Example 1: Building a cold outbound list

User says: "Build a list of VP Engineering at Series B SaaS companies with 100-500 employees in the US" Skill does:
  1. Confirms ICP dimensions (title, funding stage, size, geography)
  2. Recommends Apollo search filters with exact settings
  3. Suggests list size of 300-500, segmented by sub-industry (DevTools, MarTech, FinTech)
  4. Provides quality checks before launching sequences Result: Targeted, segmented list ready for personalized outreach

Example 2: ABM target account list

User says: "I need to find the buying committee at 20 target accounts in healthcare" Skill does:
  1. Clarifies which 20 accounts and what roles are in the buying committee
  2. Recommends person-level filters per account (CEO, CTO, VP Ops, CISO for each)
  3. Suggests mapping 3-5 contacts per account for multi-threading
  4. Provides an account-level prioritization framework Result: Multi-threaded contact list across 20 accounts, organized by role and engagement priority

Troubleshooting

Too few results

Cause: Filters are too restrictive Solution: Loosen one filter at a time.
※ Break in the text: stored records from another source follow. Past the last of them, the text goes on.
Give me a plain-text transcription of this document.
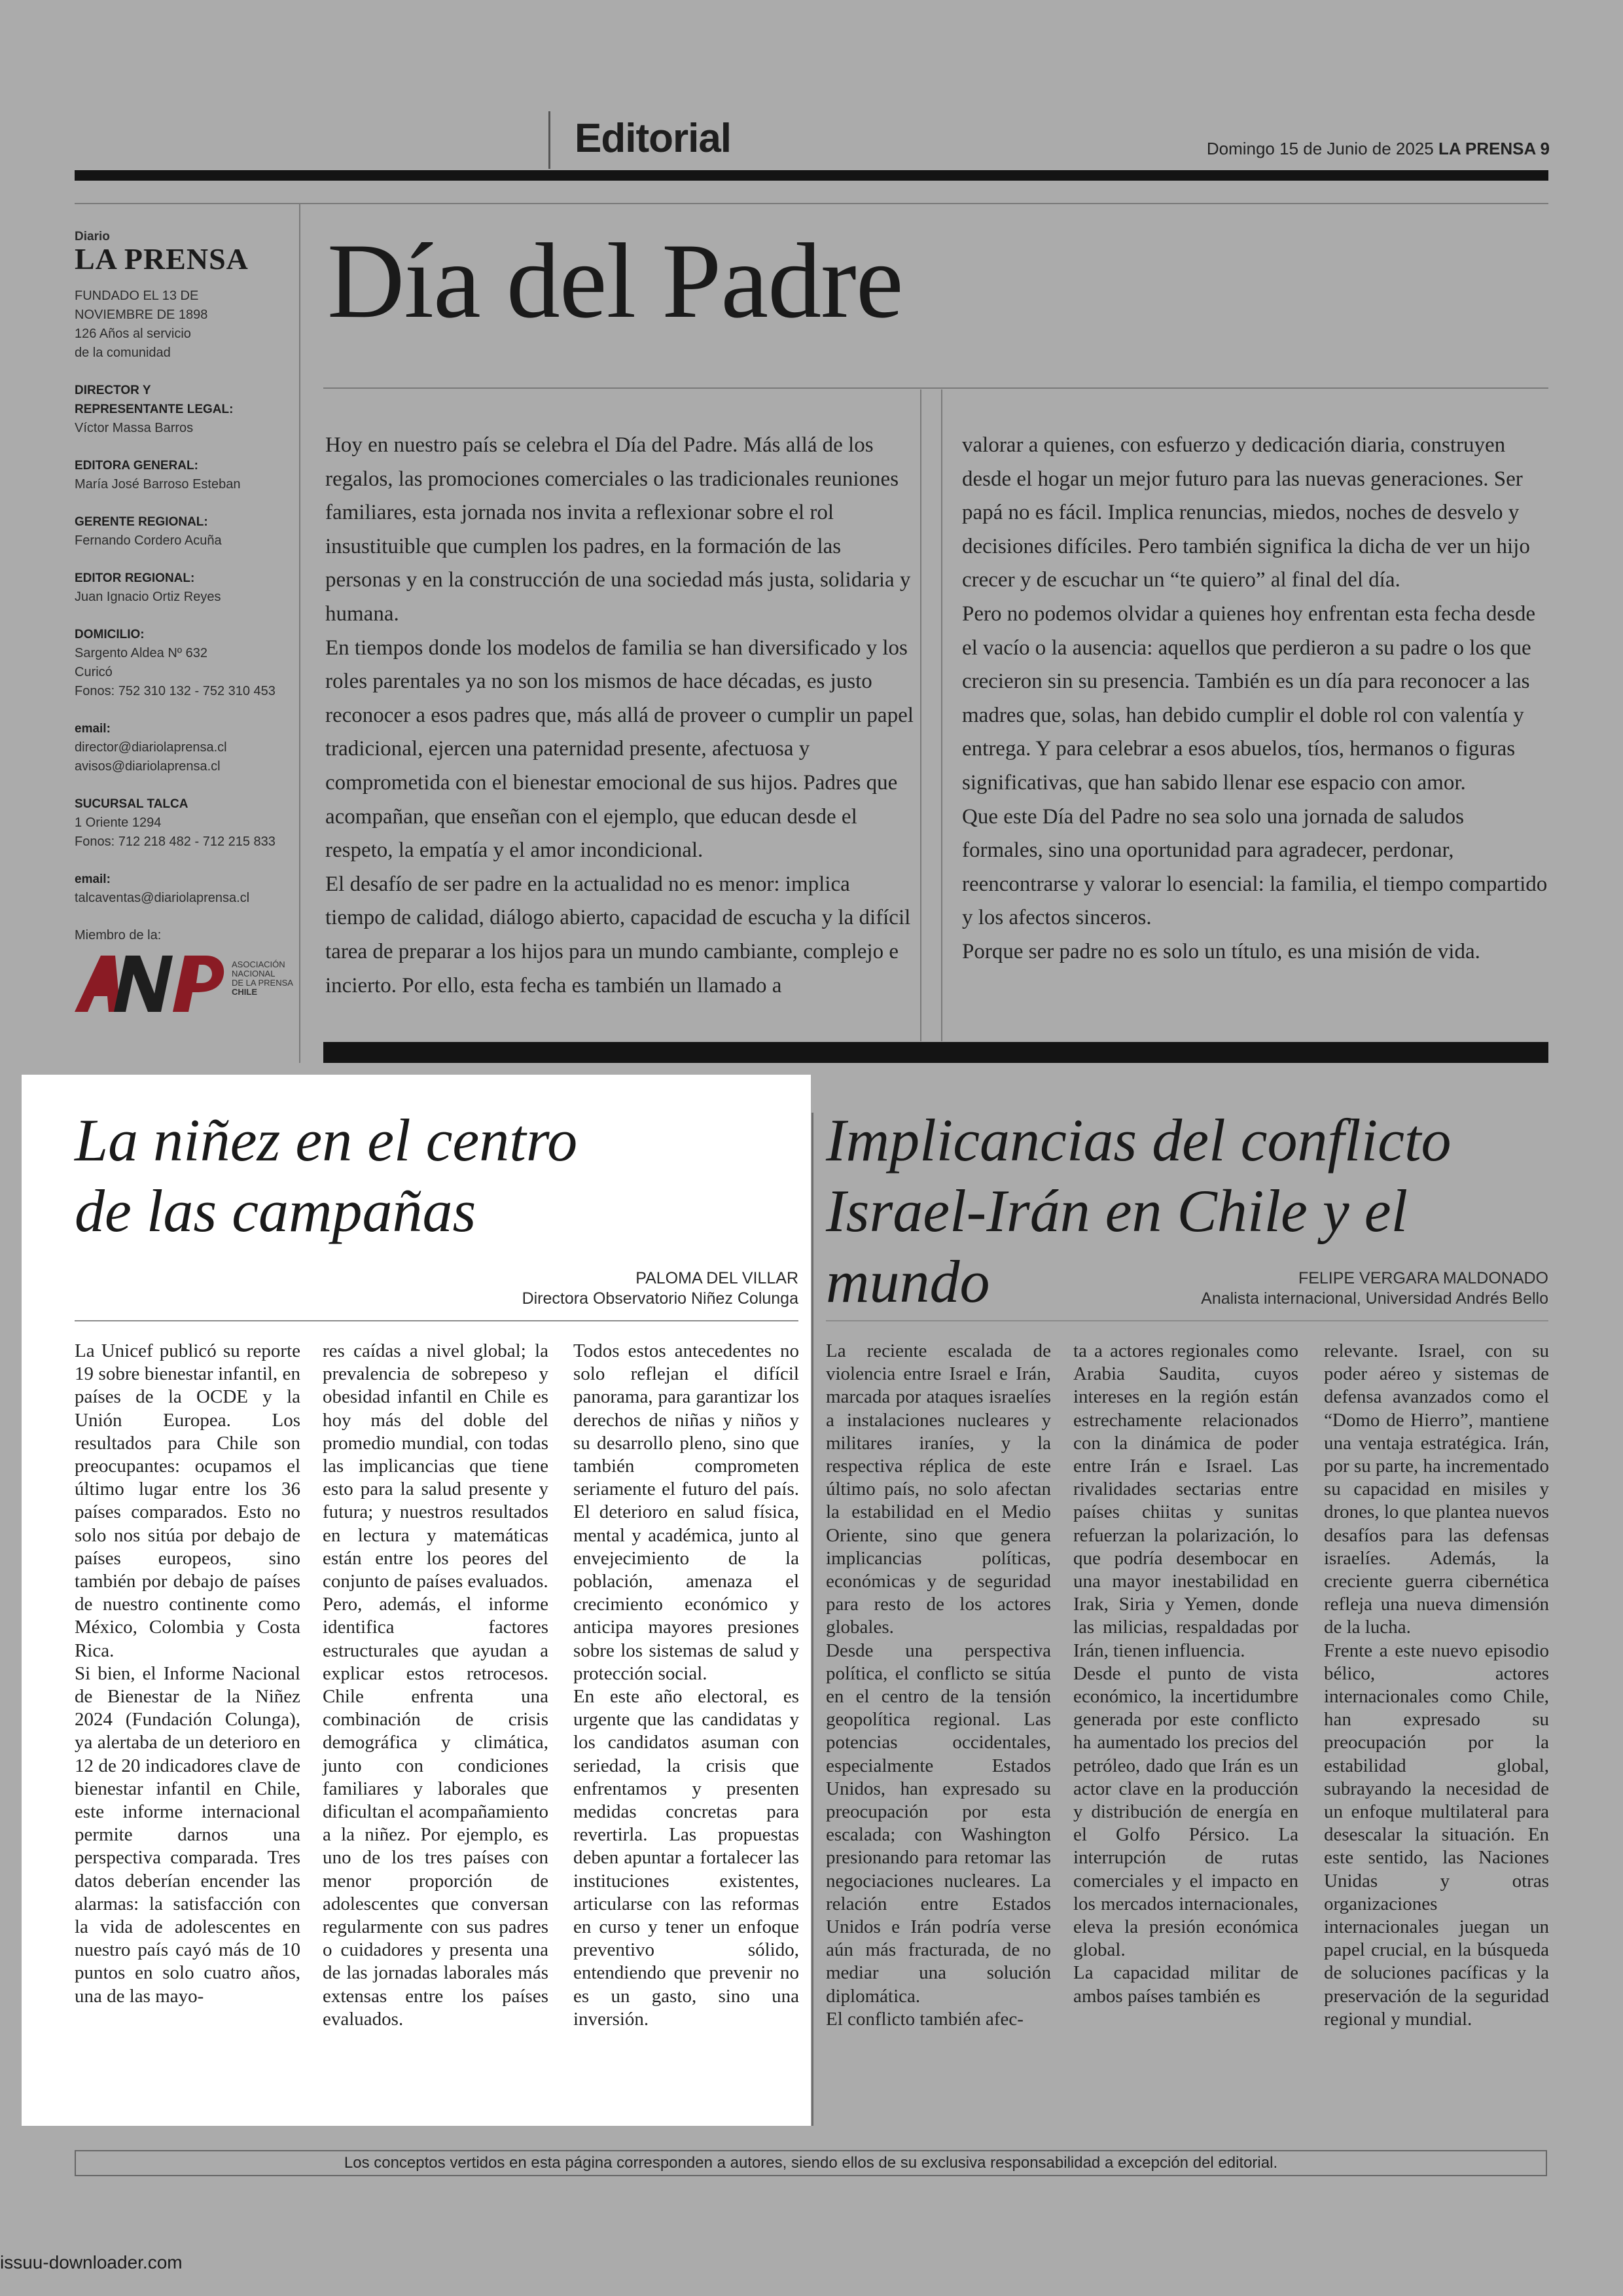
Editorial	Domingo 15 de Junio de 2025 LA PRENSA 9
Diario
LA PRENSA
FUNDADO EL 13 DE
NOVIEMBRE DE 1898
126 Años al servicio
de la comunidad
DIRECTOR Y
REPRESENTANTE LEGAL:
Víctor Massa Barros
EDITORA GENERAL:
María José Barroso Esteban
GERENTE REGIONAL:
Fernando Cordero Acuña
EDITOR REGIONAL:
Juan Ignacio Ortiz Reyes
DOMICILIO:
Sargento Aldea Nº 632
Curicó
Fonos: 752 310 132 - 752 310 453
email:
director@diariolaprensa.cl
avisos@diariolaprensa.cl
SUCURSAL TALCA
1 Oriente 1294
Fonos: 712 218 482 - 712 215 833
email:
talcaventas@diariolaprensa.cl
Miembro de la:
ASOCIACIÓN
NACIONAL
DE LA PRENSA
CHILE
Día del Padre

Hoy en nuestro país se celebra el Día del Padre. Más allá de los regalos, las promociones comerciales o las tradicionales reuniones familiares, esta jornada nos invita a reflexionar sobre el rol insustituible que cumplen los padres, en la formación de las personas y en la construcción de una sociedad más justa, solidaria y humana.

En tiempos donde los modelos de familia se han diversificado y los roles parentales ya no son los mismos de hace décadas, es justo reconocer a esos padres que, más allá de proveer o cumplir un papel tradicional, ejercen una paternidad presente, afectuosa y comprometida con el bienestar emocional de sus hijos. Padres que acompañan, que enseñan con el ejemplo, que educan desde el respeto, la empatía y el amor incondicional.

El desafío de ser padre en la actualidad no es menor: implica tiempo de calidad, diálogo abierto, capacidad de escucha y la difícil tarea de preparar a los hijos para un mundo cambiante, complejo e incierto. Por ello, esta fecha es también un llamado a

valorar a quienes, con esfuerzo y dedicación diaria, construyen desde el hogar un mejor futuro para las nuevas generaciones. Ser papá no es fácil. Implica renuncias, miedos, noches de desvelo y decisiones difíciles. Pero también significa la dicha de ver un hijo crecer y de escuchar un “te quiero” al final del día.

Pero no podemos olvidar a quienes hoy enfrentan esta fecha desde el vacío o la ausencia: aquellos que perdieron a su padre o los que crecieron sin su presencia. También es un día para reconocer a las madres que, solas, han debido cumplir el doble rol con valentía y entrega. Y para celebrar a esos abuelos, tíos, hermanos o figuras significativas, que han sabido llenar ese espacio con amor.

Que este Día del Padre no sea solo una jornada de saludos formales, sino una oportunidad para agradecer, perdonar, reencontrarse y valorar lo esencial: la familia, el tiempo compartido y los afectos sinceros.

Porque ser padre no es solo un título, es una misión de vida.

La niñez en el centro
de las campañas
PALOMA DEL VILLAR
Directora Observatorio Niñez Colunga

La Unicef publicó su reporte 19 sobre bienestar infantil, en países de la OCDE y la Unión Europea. Los resultados para Chile son preocupantes: ocupamos el último lugar entre los 36 países comparados. Esto no solo nos sitúa por debajo de países europeos, sino también por debajo de países de nuestro continente como México, Colombia y Costa Rica.

Si bien, el Informe Nacional de Bienestar de la Niñez 2024 (Fundación Colunga), ya alertaba de un deterioro en 12 de 20 indicadores clave de bienestar infantil en Chile, este informe internacional permite darnos una perspectiva comparada. Tres datos deberían encender las alarmas: la satisfacción con la vida de adolescentes en nuestro país cayó más de 10 puntos en solo cuatro años, una de las mayo-

res caídas a nivel global; la prevalencia de sobrepeso y obesidad infantil en Chile es hoy más del doble del promedio mundial, con todas las implicancias que tiene esto para la salud presente y futura; y nuestros resultados en lectura y matemáticas están entre los peores del conjunto de países evaluados.

Pero, además, el informe identifica factores estructurales que ayudan a explicar estos retrocesos. Chile enfrenta una combinación de crisis demográfica y climática, junto con condiciones familiares y laborales que dificultan el acompañamiento a la niñez. Por ejemplo, es uno de los tres países con menor proporción de adolescentes que conversan regularmente con sus padres o cuidadores y presenta una de las jornadas laborales más extensas entre los países evaluados.

Todos estos antecedentes no solo reflejan el difícil panorama, para garantizar los derechos de niñas y niños y su desarrollo pleno, sino que también comprometen seriamente el futuro del país. El deterioro en salud física, mental y académica, junto al envejecimiento de la población, amenaza el crecimiento económico y anticipa mayores presiones sobre los sistemas de salud y protección social.

En este año electoral, es urgente que las candidatas y los candidatos asuman con seriedad, la crisis que enfrentamos y presenten medidas concretas para revertirla. Las propuestas deben apuntar a fortalecer las instituciones existentes, articularse con las reformas en curso y tener un enfoque preventivo sólido, entendiendo que prevenir no es un gasto, sino una inversión.

Implicancias del conflicto
Israel-Irán en Chile y el mundo	FELIPE VERGARA MALDONADO
Analista internacional, Universidad Andrés Bello

La reciente escalada de violencia entre Israel e Irán, marcada por ataques israelíes a instalaciones nucleares y militares iraníes, y la respectiva réplica de este último país, no solo afectan la estabilidad en el Medio Oriente, sino que genera implicancias políticas, económicas y de seguridad para resto de los actores globales.

Desde una perspectiva política, el conflicto se sitúa en el centro de la tensión geopolítica regional. Las potencias occidentales, especialmente Estados Unidos, han expresado su preocupación por esta escalada; con Washington presionando para retomar las negociaciones nucleares. La relación entre Estados Unidos e Irán podría verse aún más fracturada, de no mediar una solución diplomática.

El conflicto también afec-

ta a actores regionales como Arabia Saudita, cuyos intereses en la región están estrechamente relacionados con la dinámica de poder entre Irán e Israel. Las rivalidades sectarias entre países chiitas y sunitas refuerzan la polarización, lo que podría desembocar en una mayor inestabilidad en Irak, Siria y Yemen, donde las milicias, respaldadas por Irán, tienen influencia.

Desde el punto de vista económico, la incertidumbre generada por este conflicto ha aumentado los precios del petróleo, dado que Irán es un actor clave en la producción y distribución de energía en el Golfo Pérsico. La interrupción de rutas comerciales y el impacto en los mercados internacionales, eleva la presión económica global.

La capacidad militar de ambos países también es

relevante. Israel, con su poder aéreo y sistemas de defensa avanzados como el “Domo de Hierro”, mantiene una ventaja estratégica. Irán, por su parte, ha incrementado su capacidad en misiles y drones, lo que plantea nuevos desafíos para las defensas israelíes. Además, la creciente guerra cibernética refleja una nueva dimensión de la lucha.

Frente a este nuevo episodio bélico, actores internacionales como Chile, han expresado su preocupación por la estabilidad global, subrayando la necesidad de un enfoque multilateral para desescalar la situación. En este sentido, las Naciones Unidas y otras organizaciones internacionales juegan un papel crucial, en la búsqueda de soluciones pacíficas y la preservación de la seguridad regional y mundial.

Los conceptos vertidos en esta página corresponden a autores, siendo ellos de su exclusiva responsabilidad a excepción del editorial.
issuu-downloader.com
Start with geography (expand to adjacent markets), then company size (widen the range), then titles (add synonyms). Use Apollo's "similar titles" suggestions.

Too many results

Cause: Filters are too broad Solution: Add a seniority filter (Director+ if you sell to leadership), narrow the industry (sub-industry instead of top-level), or add a technology filter to find companies using complementary tools.

List has low email coverage

Cause: Many records don't have verified emails in the data provider Solution: Use
/sales-enrich
with waterfall enrichment (try multiple providers). For C-suite and VP-level contacts, direct phone outreach may be more effective than email anyway.